If Willard & Kelsey failed to make full payment by the deadline, Daryl Hennessy, assistant chief of ODSA’s business services division, said in August that the state agency would certify the debt to the Ohio Attorney General’s office, which will then begin the legal process of trying to collect the debt.
Hennessey did not return request for comment as to whether that debt had been paid or been forwarded to the Ohio Attorney General for collection.
Dan Tierney, spokesman for the attorney general’s office, said in August that once his office got involved in collecting money, Willard & Kelsey’s interest rate on the loan would increase from 2 to 14 percent.

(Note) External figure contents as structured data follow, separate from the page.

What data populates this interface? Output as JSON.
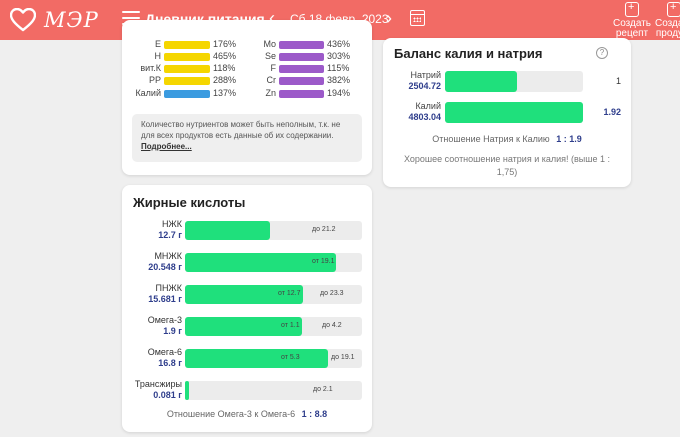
{
  "header": {
    "logo_text": "МЭР",
    "title": "Дневник питания",
    "prev": "‹",
    "next": "›",
    "date": "Сб 18 февр. 2023",
    "btn_recipe": "Создать рецепт",
    "btn_product": "Создать продукт"
  },
  "micro": {
    "left": [
      {
        "label": "E",
        "percent_text": "176%",
        "fill": 1.0,
        "color": "#f5d600"
      },
      {
        "label": "H",
        "percent_text": "465%",
        "fill": 1.0,
        "color": "#f5d600"
      },
      {
        "label": "вит.К",
        "percent_text": "118%",
        "fill": 1.0,
        "color": "#f5d600"
      },
      {
        "label": "PP",
        "percent_text": "288%",
        "fill": 1.0,
        "color": "#f5d600"
      },
      {
        "label": "Калий",
        "percent_text": "137%",
        "fill": 1.0,
        "color": "#3b9be0"
      }
    ],
    "right": [
      {
        "label": "Mo",
        "percent_text": "436%",
        "fill": 1.0,
        "color": "#9c5ac9"
      },
      {
        "label": "Se",
        "percent_text": "303%",
        "fill": 1.0,
        "color": "#9c5ac9"
      },
      {
        "label": "F",
        "percent_text": "115%",
        "fill": 1.0,
        "color": "#9c5ac9"
      },
      {
        "label": "Cr",
        "percent_text": "382%",
        "fill": 1.0,
        "color": "#9c5ac9"
      },
      {
        "label": "Zn",
        "percent_text": "194%",
        "fill": 1.0,
        "color": "#9c5ac9"
      }
    ],
    "note_text": "Количество нутриентов может быть неполным, т.к. не для всех продуктов есть данные об их содержании.",
    "note_link": "Подробнее..."
  },
  "fatty": {
    "title": "Жирные кислоты",
    "rows": [
      {
        "name": "НЖК",
        "value": "12.7 г",
        "fill": 0.48,
        "max": "до 21.2"
      },
      {
        "name": "МНЖК",
        "value": "20.548 г",
        "fill": 0.86,
        "min": "от 19.1"
      },
      {
        "name": "ПНЖК",
        "value": "15.681 г",
        "fill": 0.66,
        "min": "от 12.7",
        "max": "до 23.3"
      },
      {
        "name": "Омега-3",
        "value": "1.9 г",
        "fill": 0.66,
        "min": "от 1.1",
        "max": "до 4.2"
      },
      {
        "name": "Омега-6",
        "value": "16.8 г",
        "fill": 0.8,
        "min": "от 5.3",
        "max": "до 19.1"
      },
      {
        "name": "Трансжиры",
        "value": "0.081 г",
        "fill": 0.02,
        "max": "до 2.1"
      }
    ],
    "ratio_label": "Отношение Омега-3 к Омега-6",
    "ratio_value": "1 : 8.8"
  },
  "kna": {
    "title": "Баланс калия и натрия",
    "help": "?",
    "rows": [
      {
        "name": "Натрий",
        "value": "2504.72",
        "ratio": "1",
        "fill": 0.52
      },
      {
        "name": "Калий",
        "value": "4803.04",
        "ratio": "1.92",
        "fill": 1.0
      }
    ],
    "ratio_label": "Отношение Натрия к Калию",
    "ratio_value": "1 : 1.9",
    "verdict": "Хорошее соотношение натрия и калия! (выше 1 : 1,75)"
  }
}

The attorney general’s office also has a standing policy of establishing a 10-percent-of-loan collection fee plus interest, which generally rounds out to about 14 percent, Tierney said. The fee attempts to cover the state’s man-hour and litigation costs while ensuring the state agency owned money receives full repayment of its loan, Tierney said.
Tierney did not return requests for comment as to whether the loan had been forwarded to the Ohio Attorney General’s office for collection.
“We’d like to think it won’t get to that point,” Murphy said in August. “But we will continue to make every effort to work toward an equitable arrangement so that we can repay the state money because we certainly acknowledge we owe them that money.
“We’ve made it clear to [ODSA] and we’ve tried to be very upfront with the fact that, as we sit here today, we don’t have the resources to pay the full [$4.1] million, but we clearly want to pay the full [$4.1] million, and we’re trying to work to that end.”
Hennessy said in August that the ODSA works with companies “To make adjustments when we think it’s appropriate and necessary. We know Willard & Kelsey struggled with job creation, but at the end of the day, this is about a loan and it’s not making payments back to the State of Ohio. That’s primarily driving the request for the repayment. We wouldn’t have done a $5 million loan to them if they had not committed to creating 400 jobs.”
Katie Sabatino, an ODSA spokesperson, had said that such drastic measures may become common if businesses “don’t live up to the commitments they promised [because] we’re going to take appropriate action. We want to make sure we’re being business friendly in letting them repay their loans, but still being good stewards of taxpayer dollars.”
On April 15, Murphy said “we view the state money as sacred, and the state loans we fully intend to pay.”